Simply put the deeper your reach, the more effective you can be in your efforts.  Influence depends on trust, reach, and support.  A broad contact database can provide you with the ability to influence others to support your efforts.

So where do you start in these efforts?
  1. YOUR CURRENT LIST - Who do you know to start with, and how can you get a hold of them?  Sure you've got their work phone numbers, but do you have their home phones, cell phones, email addresses (including personal), or other ways to get messages to them?  
    1. Do you have them organized into contact groups - meaning if you need to quickly get a message to a group of people quickly, can you get a blast out without looking up a bunch of people?  
    2. Do you know how to get a hold of them on social media?
    3. No idea how to figure this out? - Check out the RAP Index
  2. YOUR MAIN AUDIENCE - Whether that is your employees, core volunteers,
    membership, leadership, or key businesses, the best place to start is there.  Obviously knowing how to communicate to them is key, but more importantly, you want to know who they influence:
    1. Do they know elected officials, community leaders, business leaders?
    2. Are they "influencers" to certain groups either within your audience or the community in general?
    3. Are they willing to promote your messages for you?
    4. No idea how to engage them?  Check out NationBuilder
  3.  YOUR CORE LEADERS - Slightly different than your broad organization here we mean your people that will take the message out for you.  The ones you can empower with tools like Aristotle to build that PAC and grassroots presence.
  4. COMMUNITY LEADERS - Where are your holes?  You know who your members are and who they influence, but who is important that you can't get to quickly?  This list could be elected officials you don't have a relationship with, or large businesses / organizations in town that have a strong reach / influence. How can you get to them?  Have you looked at resources such as CapWiz to assist you in this?
  5. MEDIA - Do you maintain an active media list for your organization?  By active we mean actually engaged with them and connected through social media and the like.  One of the core resources for this is Vocus.
  6. YOUR INFLUENCER'S INFLUENCERS - Who do the people you are trying to convince engage with online?  And can you reach out to and incorporate them?
Next comes the act of engaging with them.

The secret that social media doesn't want to admit is - just because you have 2500 friends on Facebook... that doesn't mean you have 2500 friends.

Friends, whether online or in real life, require attention.  Otherwise your contacts are the online equivalent of that guy who ordered beer ahead of you at a hosted bar event that you made a joke about getting more free tickets with.

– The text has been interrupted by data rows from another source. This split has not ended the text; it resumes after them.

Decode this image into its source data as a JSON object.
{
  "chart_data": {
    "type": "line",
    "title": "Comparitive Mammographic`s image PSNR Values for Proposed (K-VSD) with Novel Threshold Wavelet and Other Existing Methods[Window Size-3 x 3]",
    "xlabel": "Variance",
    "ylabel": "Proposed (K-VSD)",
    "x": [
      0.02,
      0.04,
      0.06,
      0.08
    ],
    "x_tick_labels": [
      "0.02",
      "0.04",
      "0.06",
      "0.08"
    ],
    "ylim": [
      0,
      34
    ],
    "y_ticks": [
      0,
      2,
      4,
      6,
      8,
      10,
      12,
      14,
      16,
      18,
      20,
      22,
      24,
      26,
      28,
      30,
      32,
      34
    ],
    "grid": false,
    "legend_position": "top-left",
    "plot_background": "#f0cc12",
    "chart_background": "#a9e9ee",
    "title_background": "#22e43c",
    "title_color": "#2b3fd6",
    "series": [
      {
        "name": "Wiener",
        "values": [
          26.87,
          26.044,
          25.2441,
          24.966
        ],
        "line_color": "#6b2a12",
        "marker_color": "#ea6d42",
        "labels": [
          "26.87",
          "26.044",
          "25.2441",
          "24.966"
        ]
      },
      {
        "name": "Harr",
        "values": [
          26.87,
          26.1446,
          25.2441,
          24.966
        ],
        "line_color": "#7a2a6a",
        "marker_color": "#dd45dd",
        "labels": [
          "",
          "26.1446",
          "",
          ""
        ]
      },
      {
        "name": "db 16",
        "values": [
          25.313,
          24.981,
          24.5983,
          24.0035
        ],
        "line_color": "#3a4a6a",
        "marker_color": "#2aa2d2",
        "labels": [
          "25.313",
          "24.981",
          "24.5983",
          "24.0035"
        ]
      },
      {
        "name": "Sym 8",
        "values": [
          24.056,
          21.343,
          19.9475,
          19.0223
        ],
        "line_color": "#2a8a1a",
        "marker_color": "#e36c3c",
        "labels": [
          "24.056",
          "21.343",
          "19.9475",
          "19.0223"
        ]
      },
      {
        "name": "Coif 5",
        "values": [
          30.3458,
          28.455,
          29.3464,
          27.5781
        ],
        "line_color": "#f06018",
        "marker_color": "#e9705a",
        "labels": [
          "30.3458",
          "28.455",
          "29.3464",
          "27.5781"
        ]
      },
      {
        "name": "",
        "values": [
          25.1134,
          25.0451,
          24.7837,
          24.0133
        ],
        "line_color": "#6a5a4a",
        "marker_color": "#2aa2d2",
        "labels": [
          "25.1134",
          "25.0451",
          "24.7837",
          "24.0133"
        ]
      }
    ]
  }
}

The good news is attention can be given in many different ways online to cultivate that relationship. Here are a few simple ways that wont take a lot of time for you
  • "liking" updates and photos
  • Commenting on people's updates (It doesn't have to be much, just a "good info")
  • Sharing other people's updates when appropriate (dont share other people's kid's info
  • Putting up an update that you tag people in (because they may be interested)
  • Promoting your updates / posts / etc. in areas where they would be interested
  • Creating smart links (shortened URLs using a service like Bitly) so that your updates could be shared
  • Dropping them a quick "Hey, how are you doing?" type message
Thinking about those same 2500 contacts - If you liked 10 updates, put in 10 comments on updates, shared 10 more, tagged 10 people in your update, sent 10 people a "hey how are you?" message each day - all of which would take you less than 5 minutes in a day - You would have a person touch to all 2500 every 2 months.

That is how you cultivate those relationships.